Original Korean Title: Janghwa, Hongryeon
Directed by: Ji-Woon Kim
Written by: Ji-woon Kim
Starring: Kim Kap-su, Yum Jung-ah, Lim Su-jeong, and Mun Geun-yeong

Okay, I’ll just come right out and say it: Hollywood has forgotten how to do horror. Oh sure, they still release titles under the banner of horror, but the dark heart and twisted soul of the genre have withered and atrophied under the weight of the studio mandated PG-13 and a reliance on digital effects. America’s Asian counterparts, however, still know how to get it right. And never has a horror film been more beautifully executed than in writer-director Ji-woon Kim’s A Tale of Two Sisters.

At its core, this South Korean film is a very grim fairy tale. The two sisters of the title are Su-mi (Lim Su-jeong) and Su-yeon (Mun Geun-yeong). After a mysterious hospital stay, the siblings return home to find their stepmother (Yum Jung-ah) wants to pretend they’re all one big happy family. In reality, this stepmother is quite wicked indeed, and the siblings would love nothing more than to expose her evil ways to their father (Kim Kap-su), if only he would pay them any attention. As if their family problems weren’t enough, Su-mi begins to have tortured visions.
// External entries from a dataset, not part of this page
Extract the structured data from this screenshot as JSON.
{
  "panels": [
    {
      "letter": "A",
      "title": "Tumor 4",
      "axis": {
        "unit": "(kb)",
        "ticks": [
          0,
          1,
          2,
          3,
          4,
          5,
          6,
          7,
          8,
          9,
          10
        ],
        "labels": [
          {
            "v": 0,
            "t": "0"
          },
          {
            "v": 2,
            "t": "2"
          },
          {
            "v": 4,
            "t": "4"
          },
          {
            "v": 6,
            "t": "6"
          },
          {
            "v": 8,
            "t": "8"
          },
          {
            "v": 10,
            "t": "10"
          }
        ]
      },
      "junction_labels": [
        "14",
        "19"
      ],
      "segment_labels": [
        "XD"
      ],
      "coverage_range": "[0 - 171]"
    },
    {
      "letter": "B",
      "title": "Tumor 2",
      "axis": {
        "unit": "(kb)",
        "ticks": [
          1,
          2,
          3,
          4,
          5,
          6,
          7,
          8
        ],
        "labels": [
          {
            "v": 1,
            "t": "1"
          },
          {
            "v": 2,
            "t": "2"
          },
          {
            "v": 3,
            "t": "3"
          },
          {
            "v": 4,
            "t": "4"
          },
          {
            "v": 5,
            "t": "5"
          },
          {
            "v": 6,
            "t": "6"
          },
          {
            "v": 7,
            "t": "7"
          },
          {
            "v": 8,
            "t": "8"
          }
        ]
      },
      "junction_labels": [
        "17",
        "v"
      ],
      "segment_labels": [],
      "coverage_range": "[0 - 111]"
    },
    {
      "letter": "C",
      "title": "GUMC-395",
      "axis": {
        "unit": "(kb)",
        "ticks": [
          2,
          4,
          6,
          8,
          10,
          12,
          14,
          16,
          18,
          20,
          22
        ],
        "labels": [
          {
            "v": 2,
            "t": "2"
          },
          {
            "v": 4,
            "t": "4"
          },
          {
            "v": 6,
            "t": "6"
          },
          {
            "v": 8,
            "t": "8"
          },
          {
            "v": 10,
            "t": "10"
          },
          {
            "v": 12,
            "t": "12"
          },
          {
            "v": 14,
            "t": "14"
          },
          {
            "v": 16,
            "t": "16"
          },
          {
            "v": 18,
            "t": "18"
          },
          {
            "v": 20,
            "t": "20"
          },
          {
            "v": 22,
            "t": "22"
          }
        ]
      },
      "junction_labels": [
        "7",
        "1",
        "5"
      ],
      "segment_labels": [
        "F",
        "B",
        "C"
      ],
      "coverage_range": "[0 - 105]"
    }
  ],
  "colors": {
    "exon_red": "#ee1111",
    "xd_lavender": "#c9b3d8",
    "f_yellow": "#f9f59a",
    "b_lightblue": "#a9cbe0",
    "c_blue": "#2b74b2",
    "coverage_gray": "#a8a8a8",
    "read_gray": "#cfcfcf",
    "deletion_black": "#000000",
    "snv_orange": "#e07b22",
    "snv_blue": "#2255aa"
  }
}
She hears strange noises in the hall–as if someone is running around. Doors open by themselves and, worst of all, dark phantoms start appearing in her bedroom.

Why does the stepmother have such an intense hatred for Su-yeon? Why were the girls hospitalized? And is this house really haunted, or is everyone in this family mad as a hatter?
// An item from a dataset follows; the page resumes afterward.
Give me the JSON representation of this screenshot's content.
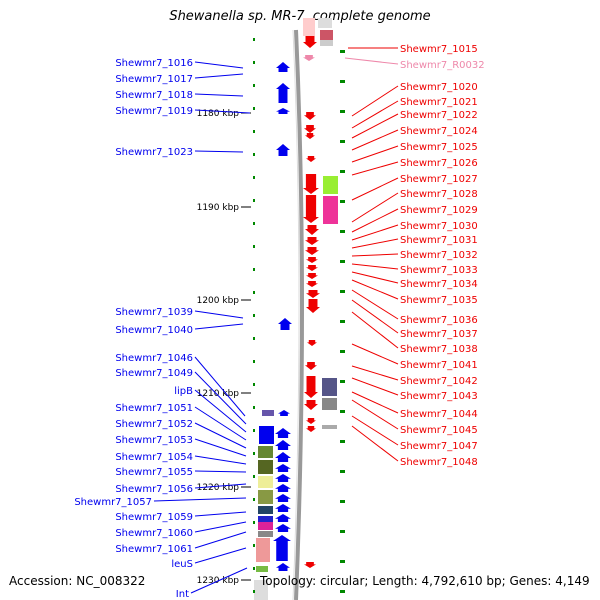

Ji Woon Kim keeps us guessing as he lets the story slowly unfold before our willing eyes. And what a gorgeously photographed story it is! Mo-gae Lee’s cinematography and Geun-hyeon Jo’s art direction make every shot of this film worth framing. The colors are vibrant and the composition shows a painter’s eye for detail.

The sound design for A Tale of Two Sisters is just as exquisite. Quiet scenes where nothing seems to be happening turn into creepy moments that bring you to the edge of your seat with a single noise. And the haunting score by Byung-woo Lee helps to build tension throughout.

Revelations in the shocking climax will make you look at the entire film in a new light. This is a movie that screams for repeated viewing. Like The Sixth Sense, Identity, and Session 9 before it, A Tale of Two Sisters will have you thinking long after the credits have ended. This is a psychologically complex, visually dense work that will be talked about in horror circles for years to come.